Liber Gomorrhianus

13 Marzo, 2017 – Espiritualidad digital

Manual de salvación para el perfecto egoísta

Si no puedes evitar ser egoísta, al menos encauza tu egoísmo hacia la vida, y no hacia la muerte.

Venga, sé egoísta, pero hazlo bien: trata con cariño a los demás, aunque sea por la cuenta que te trae. ¿No has oído cómo el Señor dice: No juzguéis, y no seréis juzgados; no condenéis, y no seréis condenados; perdonad, y seréis perdonados; dad, y se os dará?… ¡Si parece todo un manual de salvación para el perfecto egoísta!
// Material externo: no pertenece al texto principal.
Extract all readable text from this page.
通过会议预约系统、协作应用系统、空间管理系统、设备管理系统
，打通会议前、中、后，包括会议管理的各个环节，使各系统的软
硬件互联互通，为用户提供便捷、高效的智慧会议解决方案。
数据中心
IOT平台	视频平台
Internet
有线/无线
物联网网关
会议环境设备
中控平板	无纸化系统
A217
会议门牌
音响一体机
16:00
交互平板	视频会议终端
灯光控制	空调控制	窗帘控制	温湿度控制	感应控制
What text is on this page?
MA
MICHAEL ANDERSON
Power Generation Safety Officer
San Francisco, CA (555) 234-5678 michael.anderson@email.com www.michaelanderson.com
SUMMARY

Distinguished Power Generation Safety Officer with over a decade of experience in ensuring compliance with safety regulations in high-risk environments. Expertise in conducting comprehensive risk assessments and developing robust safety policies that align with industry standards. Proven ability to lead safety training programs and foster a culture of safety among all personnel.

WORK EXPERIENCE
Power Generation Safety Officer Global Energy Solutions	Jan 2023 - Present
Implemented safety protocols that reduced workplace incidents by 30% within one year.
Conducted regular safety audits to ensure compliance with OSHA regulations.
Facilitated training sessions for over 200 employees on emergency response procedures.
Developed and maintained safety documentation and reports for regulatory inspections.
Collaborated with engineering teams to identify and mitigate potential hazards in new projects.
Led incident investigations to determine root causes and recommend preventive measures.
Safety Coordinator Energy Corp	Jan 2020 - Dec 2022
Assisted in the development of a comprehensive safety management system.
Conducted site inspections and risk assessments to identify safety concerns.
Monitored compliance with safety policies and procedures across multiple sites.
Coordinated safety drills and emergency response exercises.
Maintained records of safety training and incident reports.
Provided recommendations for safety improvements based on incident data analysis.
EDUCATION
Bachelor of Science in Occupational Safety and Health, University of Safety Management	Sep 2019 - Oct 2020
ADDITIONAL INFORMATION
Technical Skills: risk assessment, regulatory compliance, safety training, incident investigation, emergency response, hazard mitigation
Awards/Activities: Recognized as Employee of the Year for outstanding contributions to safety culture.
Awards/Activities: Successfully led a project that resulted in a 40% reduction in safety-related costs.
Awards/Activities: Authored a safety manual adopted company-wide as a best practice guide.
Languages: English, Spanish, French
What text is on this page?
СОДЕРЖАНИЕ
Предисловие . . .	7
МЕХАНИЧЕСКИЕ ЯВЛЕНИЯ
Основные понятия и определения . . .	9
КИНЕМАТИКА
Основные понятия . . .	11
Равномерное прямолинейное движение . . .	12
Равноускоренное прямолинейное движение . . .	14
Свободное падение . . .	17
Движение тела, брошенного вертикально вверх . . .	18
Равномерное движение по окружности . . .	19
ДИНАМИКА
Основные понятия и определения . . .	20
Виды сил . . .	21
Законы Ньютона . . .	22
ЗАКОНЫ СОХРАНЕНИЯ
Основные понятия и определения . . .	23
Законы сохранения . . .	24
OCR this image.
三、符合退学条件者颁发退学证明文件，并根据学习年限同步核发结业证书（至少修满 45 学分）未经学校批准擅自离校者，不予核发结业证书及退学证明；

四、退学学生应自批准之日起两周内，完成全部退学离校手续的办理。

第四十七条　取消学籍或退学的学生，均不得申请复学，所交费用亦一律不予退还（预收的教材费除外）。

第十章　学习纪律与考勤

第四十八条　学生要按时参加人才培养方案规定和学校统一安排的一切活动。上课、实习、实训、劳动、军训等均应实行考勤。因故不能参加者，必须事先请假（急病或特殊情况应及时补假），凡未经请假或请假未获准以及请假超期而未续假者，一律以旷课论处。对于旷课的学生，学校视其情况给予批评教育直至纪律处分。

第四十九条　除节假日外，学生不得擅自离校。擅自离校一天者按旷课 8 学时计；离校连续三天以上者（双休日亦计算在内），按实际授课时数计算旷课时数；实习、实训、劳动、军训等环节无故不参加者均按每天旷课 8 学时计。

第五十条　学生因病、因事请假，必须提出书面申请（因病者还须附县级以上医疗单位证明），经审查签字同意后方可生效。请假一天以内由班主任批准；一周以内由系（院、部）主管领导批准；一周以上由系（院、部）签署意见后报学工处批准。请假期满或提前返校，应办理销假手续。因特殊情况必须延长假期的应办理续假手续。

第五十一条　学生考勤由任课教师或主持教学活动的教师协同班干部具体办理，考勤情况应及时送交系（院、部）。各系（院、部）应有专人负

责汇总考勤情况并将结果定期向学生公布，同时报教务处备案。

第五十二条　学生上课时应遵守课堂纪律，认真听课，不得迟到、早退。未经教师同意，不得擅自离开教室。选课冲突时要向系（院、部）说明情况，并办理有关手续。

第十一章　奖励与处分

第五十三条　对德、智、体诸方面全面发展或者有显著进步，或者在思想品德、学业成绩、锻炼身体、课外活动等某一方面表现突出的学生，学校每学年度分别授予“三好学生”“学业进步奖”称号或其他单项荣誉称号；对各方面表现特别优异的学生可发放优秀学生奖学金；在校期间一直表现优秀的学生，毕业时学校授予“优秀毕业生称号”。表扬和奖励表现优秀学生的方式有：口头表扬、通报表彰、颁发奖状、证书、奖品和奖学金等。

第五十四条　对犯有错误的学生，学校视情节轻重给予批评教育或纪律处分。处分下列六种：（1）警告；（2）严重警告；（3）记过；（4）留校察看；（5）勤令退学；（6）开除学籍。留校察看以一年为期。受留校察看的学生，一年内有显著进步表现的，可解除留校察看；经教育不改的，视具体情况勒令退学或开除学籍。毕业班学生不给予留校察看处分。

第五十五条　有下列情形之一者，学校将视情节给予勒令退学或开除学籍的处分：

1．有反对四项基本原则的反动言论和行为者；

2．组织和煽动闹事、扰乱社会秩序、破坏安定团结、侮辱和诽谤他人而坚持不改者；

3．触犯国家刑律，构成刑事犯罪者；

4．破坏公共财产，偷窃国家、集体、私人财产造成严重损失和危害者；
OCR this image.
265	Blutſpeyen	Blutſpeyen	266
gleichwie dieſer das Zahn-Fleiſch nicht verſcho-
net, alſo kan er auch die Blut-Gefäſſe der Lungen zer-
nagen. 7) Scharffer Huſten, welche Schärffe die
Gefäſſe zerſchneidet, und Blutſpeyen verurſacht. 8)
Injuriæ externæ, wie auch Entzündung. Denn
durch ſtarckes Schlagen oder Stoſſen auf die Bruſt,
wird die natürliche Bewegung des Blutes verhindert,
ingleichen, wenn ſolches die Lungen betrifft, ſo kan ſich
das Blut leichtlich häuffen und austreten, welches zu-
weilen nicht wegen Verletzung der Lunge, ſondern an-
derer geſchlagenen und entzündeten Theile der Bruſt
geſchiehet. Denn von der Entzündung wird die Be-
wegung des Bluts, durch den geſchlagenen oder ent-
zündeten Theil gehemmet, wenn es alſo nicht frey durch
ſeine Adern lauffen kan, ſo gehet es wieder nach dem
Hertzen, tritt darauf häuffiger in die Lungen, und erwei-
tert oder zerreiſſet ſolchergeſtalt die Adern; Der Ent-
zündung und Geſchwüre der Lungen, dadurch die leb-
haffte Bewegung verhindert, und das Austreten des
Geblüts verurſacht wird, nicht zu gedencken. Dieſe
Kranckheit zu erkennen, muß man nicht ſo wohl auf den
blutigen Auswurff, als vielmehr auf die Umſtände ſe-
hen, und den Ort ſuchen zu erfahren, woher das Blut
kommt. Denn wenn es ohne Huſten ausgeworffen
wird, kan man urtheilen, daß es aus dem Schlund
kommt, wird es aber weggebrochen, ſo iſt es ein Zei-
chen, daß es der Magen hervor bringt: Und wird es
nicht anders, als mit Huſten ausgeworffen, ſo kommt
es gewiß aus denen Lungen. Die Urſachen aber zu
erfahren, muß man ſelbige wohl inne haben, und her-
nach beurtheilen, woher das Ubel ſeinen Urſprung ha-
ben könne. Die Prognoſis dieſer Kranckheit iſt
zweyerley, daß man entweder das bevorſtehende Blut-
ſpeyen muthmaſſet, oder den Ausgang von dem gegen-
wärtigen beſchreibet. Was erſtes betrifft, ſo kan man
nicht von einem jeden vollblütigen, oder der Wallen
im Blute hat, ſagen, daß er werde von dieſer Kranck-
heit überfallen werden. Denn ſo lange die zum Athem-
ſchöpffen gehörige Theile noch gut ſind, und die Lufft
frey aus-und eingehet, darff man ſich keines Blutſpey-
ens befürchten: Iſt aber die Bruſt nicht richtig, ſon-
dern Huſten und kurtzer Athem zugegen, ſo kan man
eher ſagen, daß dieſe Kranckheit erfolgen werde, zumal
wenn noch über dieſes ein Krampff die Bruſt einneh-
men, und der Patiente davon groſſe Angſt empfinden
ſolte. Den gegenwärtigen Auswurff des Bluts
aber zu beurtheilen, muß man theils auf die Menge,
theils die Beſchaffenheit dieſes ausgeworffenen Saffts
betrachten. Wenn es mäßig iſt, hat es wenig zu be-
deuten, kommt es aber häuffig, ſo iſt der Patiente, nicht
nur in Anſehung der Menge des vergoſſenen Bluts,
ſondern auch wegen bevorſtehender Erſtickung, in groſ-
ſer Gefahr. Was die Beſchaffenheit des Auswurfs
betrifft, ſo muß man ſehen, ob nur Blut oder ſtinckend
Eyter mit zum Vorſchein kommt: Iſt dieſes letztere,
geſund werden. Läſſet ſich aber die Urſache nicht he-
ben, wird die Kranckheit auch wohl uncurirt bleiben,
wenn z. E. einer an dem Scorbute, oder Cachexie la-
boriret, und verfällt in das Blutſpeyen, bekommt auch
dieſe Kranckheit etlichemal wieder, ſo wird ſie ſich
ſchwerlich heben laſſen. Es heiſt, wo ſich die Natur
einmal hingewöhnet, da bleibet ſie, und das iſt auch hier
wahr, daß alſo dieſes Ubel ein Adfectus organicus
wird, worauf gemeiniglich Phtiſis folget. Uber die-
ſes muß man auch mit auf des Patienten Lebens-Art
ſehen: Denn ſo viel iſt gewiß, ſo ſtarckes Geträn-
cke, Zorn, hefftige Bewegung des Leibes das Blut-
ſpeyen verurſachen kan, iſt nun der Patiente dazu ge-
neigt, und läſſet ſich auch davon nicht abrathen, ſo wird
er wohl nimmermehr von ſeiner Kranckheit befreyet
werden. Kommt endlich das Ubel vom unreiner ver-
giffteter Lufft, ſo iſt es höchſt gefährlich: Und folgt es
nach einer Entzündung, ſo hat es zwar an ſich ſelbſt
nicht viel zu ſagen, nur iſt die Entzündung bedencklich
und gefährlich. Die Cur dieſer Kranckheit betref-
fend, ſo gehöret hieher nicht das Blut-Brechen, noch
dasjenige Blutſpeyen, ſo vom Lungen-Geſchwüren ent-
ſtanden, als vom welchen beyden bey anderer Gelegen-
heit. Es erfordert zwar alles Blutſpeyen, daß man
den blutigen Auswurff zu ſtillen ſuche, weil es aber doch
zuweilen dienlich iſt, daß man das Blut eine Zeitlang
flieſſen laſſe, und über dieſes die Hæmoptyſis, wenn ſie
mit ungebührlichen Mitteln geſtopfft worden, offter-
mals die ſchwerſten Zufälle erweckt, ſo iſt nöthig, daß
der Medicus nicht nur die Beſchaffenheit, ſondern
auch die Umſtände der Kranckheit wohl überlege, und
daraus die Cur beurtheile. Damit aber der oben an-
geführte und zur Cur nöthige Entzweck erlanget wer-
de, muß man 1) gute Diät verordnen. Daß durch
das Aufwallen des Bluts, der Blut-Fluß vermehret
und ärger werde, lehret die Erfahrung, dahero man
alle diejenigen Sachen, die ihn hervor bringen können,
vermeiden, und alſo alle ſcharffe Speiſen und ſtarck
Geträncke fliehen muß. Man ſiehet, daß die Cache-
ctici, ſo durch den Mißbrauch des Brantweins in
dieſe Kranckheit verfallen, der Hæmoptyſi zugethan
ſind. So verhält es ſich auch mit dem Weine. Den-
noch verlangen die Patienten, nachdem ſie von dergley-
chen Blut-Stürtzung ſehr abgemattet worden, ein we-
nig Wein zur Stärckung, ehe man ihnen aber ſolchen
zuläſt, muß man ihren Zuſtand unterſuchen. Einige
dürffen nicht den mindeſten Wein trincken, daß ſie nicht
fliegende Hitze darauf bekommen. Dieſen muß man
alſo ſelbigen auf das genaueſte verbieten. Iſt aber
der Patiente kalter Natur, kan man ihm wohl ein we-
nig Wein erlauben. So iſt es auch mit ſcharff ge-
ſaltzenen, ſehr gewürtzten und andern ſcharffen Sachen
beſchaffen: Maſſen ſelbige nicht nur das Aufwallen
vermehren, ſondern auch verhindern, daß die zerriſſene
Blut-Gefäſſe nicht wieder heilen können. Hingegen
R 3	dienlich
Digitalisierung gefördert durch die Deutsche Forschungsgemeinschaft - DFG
«Oiga, cada vez que me encuentro con usted, lo que me pide el cuerpo es ignorarle, o, peor aún, llamarle cualquier cosa. Pero, como soy un perfecto egoísta y quiero que Dios me lo perdone, le voy a tratar bien, y hasta voy a sonreírle y a morir, si es preciso, por usted. Sepa que lo hago por puro egoísmo; así Cristo morirá por mí».

No parece muy elegante, pero Dios es muy comprensivo. Y, al final, quien no hace lo que quiere, acaba queriendo hacer lo que hace. Y ya se encargará el Espíritu de que un día puedas decir: «Lo que antes hacía por egoísmo, lo hago ahora por amor. Mi egoísmo, bien orientado, se ha matado a sí mismo».